B 国会では、立憲民主党が物価上昇に対する政府の責任を追及しているが、インフレ率を見ると欧米は7~8%と日本よりも高い。米国のエネルギー価格は10数%上昇で止まっているが、欧州は4割近く上がり、それがインフレに大きな影響を与えている。日本では、電気代が上がった結果、物価が上昇している側面が大きいが、そういった議論があまりない。エネルギーは非常に大事な国の政策なのに、エネルギーの議論をすると減る票はあるかもしれないが、増えることはないからと、選挙の争点にならない。
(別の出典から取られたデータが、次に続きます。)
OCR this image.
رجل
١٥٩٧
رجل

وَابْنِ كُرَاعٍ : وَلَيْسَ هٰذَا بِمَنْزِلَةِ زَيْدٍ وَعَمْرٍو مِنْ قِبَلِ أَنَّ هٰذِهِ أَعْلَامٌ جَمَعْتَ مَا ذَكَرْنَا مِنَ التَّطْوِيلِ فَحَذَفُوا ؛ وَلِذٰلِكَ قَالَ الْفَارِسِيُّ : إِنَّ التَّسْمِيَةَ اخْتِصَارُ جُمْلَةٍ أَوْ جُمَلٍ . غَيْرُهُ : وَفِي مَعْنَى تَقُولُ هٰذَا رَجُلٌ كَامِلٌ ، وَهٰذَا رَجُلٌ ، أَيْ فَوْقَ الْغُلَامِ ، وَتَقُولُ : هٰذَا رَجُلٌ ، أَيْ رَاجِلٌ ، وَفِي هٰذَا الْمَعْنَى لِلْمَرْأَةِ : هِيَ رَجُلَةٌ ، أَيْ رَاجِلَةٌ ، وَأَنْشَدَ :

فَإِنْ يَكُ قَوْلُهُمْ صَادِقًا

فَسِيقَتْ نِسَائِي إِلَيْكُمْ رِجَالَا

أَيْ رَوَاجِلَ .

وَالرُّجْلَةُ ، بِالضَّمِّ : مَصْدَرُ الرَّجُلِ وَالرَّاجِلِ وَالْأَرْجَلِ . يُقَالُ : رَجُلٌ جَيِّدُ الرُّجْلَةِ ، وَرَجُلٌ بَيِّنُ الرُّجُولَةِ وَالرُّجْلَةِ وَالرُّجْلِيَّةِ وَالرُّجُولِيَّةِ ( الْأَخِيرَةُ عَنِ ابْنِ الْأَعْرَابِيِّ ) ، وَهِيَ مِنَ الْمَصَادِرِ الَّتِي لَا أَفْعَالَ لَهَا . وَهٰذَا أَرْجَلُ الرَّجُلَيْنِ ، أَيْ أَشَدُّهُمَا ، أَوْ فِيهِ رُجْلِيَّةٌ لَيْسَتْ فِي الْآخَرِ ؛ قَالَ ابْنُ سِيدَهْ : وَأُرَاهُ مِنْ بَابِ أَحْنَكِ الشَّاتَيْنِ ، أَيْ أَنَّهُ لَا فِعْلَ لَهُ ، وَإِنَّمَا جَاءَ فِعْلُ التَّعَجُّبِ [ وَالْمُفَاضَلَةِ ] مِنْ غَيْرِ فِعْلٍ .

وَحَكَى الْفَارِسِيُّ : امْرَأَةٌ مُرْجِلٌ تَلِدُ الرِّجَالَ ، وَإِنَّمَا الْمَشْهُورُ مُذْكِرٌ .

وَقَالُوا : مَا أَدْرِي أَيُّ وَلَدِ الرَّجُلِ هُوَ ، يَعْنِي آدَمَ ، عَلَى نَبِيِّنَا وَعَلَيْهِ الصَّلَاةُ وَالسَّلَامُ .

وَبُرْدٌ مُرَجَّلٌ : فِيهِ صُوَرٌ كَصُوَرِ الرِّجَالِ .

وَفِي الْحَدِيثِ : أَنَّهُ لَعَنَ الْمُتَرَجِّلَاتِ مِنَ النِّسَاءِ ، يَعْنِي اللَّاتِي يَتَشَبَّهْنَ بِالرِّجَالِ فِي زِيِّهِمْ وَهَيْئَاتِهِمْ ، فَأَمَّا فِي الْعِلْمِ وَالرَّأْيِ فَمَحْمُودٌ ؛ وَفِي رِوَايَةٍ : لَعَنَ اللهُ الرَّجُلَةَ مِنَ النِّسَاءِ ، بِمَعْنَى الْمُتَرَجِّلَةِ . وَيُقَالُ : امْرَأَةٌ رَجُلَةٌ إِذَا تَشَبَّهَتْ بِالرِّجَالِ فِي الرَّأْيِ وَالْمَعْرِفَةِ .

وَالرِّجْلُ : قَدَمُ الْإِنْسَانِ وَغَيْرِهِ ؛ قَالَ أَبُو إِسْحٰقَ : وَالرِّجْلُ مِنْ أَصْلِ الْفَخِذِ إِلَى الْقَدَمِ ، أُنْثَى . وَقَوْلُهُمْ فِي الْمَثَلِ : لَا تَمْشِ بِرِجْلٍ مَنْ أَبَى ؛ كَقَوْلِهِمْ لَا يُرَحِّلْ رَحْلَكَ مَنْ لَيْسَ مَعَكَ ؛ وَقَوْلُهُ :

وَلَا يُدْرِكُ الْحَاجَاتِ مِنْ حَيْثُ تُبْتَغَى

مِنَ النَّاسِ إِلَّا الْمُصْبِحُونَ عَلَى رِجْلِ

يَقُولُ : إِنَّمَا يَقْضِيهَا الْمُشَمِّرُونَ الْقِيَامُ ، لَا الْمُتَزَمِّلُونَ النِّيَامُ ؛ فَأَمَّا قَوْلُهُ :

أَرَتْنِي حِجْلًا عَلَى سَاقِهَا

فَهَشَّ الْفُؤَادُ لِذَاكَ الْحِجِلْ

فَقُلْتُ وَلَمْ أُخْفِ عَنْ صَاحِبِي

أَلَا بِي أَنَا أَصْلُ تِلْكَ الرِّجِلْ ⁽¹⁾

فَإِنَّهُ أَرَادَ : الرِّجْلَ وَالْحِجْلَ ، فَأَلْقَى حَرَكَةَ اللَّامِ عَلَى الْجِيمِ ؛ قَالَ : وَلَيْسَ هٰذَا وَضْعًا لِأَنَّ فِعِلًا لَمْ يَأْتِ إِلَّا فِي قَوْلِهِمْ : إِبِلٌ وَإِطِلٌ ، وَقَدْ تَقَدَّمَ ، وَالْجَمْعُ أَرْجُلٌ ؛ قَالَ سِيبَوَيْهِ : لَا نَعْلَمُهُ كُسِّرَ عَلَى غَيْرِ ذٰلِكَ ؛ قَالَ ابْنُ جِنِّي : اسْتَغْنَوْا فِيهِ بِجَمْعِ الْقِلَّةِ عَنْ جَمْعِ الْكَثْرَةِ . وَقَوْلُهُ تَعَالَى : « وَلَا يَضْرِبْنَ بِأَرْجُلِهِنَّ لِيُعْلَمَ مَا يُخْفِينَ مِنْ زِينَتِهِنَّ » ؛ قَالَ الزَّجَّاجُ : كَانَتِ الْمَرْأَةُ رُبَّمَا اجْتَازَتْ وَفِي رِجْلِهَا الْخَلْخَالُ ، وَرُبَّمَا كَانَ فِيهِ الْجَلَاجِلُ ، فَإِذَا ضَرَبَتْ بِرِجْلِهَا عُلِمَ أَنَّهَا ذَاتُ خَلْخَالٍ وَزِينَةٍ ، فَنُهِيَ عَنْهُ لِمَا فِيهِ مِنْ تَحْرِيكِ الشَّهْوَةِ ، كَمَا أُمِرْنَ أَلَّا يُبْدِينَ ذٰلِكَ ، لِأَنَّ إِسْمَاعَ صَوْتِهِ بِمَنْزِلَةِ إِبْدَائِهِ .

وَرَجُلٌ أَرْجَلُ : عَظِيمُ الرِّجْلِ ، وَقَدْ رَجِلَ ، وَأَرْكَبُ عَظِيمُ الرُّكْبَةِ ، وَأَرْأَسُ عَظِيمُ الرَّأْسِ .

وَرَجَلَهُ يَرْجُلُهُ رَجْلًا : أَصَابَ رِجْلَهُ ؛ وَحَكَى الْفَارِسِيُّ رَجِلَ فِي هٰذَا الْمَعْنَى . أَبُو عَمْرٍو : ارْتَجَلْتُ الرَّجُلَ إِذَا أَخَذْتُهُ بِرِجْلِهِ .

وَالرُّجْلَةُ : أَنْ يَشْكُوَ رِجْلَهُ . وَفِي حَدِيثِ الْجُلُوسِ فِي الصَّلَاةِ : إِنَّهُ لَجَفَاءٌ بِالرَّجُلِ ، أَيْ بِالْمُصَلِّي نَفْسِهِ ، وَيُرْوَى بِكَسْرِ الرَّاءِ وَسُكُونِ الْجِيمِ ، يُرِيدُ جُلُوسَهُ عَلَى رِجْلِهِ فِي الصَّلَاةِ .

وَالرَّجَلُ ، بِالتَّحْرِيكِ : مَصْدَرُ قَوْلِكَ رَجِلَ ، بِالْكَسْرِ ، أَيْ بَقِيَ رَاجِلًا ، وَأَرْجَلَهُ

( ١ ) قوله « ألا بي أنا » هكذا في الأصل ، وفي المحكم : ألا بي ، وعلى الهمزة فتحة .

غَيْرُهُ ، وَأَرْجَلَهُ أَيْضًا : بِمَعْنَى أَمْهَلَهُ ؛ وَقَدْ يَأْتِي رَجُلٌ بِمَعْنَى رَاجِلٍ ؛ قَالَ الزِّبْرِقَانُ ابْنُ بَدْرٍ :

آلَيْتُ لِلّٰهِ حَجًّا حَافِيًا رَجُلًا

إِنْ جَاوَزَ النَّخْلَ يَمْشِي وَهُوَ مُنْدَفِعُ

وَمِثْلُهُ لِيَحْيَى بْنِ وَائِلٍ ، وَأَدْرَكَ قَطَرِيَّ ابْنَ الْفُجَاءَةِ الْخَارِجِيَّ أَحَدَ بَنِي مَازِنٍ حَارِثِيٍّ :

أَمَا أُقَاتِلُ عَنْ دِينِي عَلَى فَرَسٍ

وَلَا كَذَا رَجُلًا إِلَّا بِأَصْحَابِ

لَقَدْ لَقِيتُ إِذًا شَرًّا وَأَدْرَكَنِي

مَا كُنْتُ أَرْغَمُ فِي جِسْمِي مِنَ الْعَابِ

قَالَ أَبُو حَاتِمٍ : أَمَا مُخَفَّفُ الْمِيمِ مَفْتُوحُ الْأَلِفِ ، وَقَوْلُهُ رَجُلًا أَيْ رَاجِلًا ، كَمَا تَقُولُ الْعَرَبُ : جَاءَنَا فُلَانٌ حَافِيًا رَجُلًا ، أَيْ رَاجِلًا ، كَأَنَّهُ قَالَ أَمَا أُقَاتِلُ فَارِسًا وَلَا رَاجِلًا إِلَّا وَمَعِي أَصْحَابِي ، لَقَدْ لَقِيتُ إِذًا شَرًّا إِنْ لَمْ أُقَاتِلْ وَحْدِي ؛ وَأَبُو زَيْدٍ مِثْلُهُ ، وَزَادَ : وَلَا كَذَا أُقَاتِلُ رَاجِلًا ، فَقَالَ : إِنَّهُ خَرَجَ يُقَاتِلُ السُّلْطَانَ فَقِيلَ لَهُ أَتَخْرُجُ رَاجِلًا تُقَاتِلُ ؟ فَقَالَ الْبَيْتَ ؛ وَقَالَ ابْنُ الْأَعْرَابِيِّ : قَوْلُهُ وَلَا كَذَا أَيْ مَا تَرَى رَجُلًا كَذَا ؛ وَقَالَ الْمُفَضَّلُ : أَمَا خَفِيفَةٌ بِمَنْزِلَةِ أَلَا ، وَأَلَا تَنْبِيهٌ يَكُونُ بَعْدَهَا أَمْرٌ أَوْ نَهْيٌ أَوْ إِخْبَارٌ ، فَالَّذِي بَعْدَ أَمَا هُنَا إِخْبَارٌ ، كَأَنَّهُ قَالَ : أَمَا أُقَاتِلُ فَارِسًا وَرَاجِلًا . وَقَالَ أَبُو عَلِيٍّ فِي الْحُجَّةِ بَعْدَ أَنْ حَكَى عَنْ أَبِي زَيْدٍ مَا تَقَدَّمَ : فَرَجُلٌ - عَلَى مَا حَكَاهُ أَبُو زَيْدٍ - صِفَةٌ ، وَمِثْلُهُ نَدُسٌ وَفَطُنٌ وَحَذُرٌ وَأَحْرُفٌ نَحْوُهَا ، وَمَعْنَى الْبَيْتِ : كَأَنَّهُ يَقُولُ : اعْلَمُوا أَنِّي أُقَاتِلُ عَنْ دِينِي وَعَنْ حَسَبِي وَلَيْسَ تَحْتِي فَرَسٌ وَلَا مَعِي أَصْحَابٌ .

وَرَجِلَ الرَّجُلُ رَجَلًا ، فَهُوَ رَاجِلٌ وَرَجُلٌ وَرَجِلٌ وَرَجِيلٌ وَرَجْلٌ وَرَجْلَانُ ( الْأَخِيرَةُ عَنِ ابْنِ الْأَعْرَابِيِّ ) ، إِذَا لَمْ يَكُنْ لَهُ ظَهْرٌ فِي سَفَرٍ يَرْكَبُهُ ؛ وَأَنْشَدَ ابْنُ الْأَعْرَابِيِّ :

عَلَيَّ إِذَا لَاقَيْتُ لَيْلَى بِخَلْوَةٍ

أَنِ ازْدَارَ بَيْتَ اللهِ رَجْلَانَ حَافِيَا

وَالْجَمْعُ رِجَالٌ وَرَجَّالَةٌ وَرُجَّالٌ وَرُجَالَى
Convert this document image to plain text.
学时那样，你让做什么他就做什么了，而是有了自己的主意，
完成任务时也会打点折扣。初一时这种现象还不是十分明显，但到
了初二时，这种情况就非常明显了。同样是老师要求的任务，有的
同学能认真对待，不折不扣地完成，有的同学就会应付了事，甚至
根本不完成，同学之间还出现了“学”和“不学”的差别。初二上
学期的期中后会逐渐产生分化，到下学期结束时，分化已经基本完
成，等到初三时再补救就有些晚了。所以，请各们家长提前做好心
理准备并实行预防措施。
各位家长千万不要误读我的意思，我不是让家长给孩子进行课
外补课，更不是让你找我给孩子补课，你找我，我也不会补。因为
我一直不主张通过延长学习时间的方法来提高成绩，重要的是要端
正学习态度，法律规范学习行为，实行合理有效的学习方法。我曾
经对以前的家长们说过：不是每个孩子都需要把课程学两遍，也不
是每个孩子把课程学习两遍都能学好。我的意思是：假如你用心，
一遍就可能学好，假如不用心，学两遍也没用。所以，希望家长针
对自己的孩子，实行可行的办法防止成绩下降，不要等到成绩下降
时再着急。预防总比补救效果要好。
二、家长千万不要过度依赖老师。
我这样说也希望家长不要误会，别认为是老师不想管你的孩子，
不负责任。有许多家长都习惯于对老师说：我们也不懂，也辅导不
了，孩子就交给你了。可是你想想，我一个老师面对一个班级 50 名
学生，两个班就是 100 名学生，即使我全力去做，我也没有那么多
ドイツはガソリンと電気、イタリアも電気代に補助金を投じているけど、予算が尽きれば継続できなくなるし、ある意味国民に対する「だまし」だ。抜本的な解決策を考えなければならないが、欧州はあまりにもロシア依存度が高く、それ以外打つ手がないのだろう。日本は幸いにもロシア依存率はそれほど高くないが、今から対応を考えておかないと非常にまずい。本来は選挙戦でそういう話をしてもらいたいのだが。
C ロシアのファクターは非常に大きい。中東有事を見据えてロシアからの輸入を増やして中東依存度を下げたわけだけど、これがまた上がることになる。サウジアラビアと米国の関係も良くないし中東で何が起きるか分からないから、一次エネルギーの安全保障戦略という意味で日本は振り出しに戻ってしまった。原子力に対する中途半場な態度は、政治の問題でもあり、それを放置してきた国民の責任でもある。票にならないとして政治家がエネルギーを語らないのは、票を入れない国民の側も悪いということ。エネルギーは自由化されたにもかかわらず、誰かが供給してくれるという国民意識が変わらなかったしっぺ返しを食らっている。政治家だけではなく、国民もしっかりしてもらいたい。